Suzan hakikaten de bir hayal, bir gölge gibi dolaşıyor kitabın içinde, bu benzetme çok hoşuma gitti. Cinsiyetlerin kutuplaştırılmadığı bir dünyada yaşamak istiyorsak öncelikle cinsiyetleri kutuplaştırmaktan vazgeçmemiz gerekir. Bunun ilk adımı da kendi içimizdeki cinsiyetçi bakış açılarını görmek ve onları dönüştürmek… Kerim zaten 70’lerde yaşamış bir karakter olarak çok daha farklı bir dönemin insanı ve o çağın eril körlüklerini ve açmazlarını yaşıyor. Günümüze geldiğinde de bazı durumlar ve güçlü kadın karakterler karşısında sudan çıkmış balığa dönüyor elbette çünkü çağımızın genç kadınları artık o numaraları yemiyorlar, o manipülasyonlara gelmiyorlar, kendilerini ezdirmiyorlar. Öte yandan ortak ve eşitlikçi bir varoluş peşindeyken sürekli erkeklere öfkelenmek ve onları suçlamak da çok ham ve toy bir yaklaşım artık.
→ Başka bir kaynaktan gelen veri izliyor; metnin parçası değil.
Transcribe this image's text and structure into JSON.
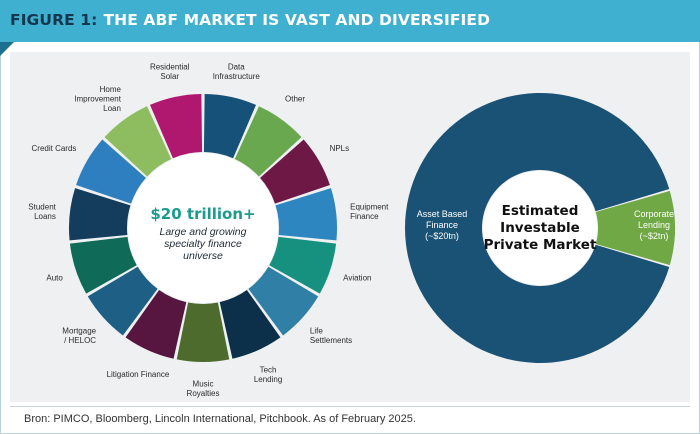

Dolayısıyla herkes için iyiyi ve güzeli ararken suçlama ve etiketlemeden ziyade görmeye, anlamaya, görünür kılmaya, dönüştürmeye odaklanmak gerekiyor. En önemlisi de ataerkil diyalektiğin dışında bir iç bakış ve özdeğer geliştirmek. Yeni eril ve dişil varoluş biçimlerini keşfetmek.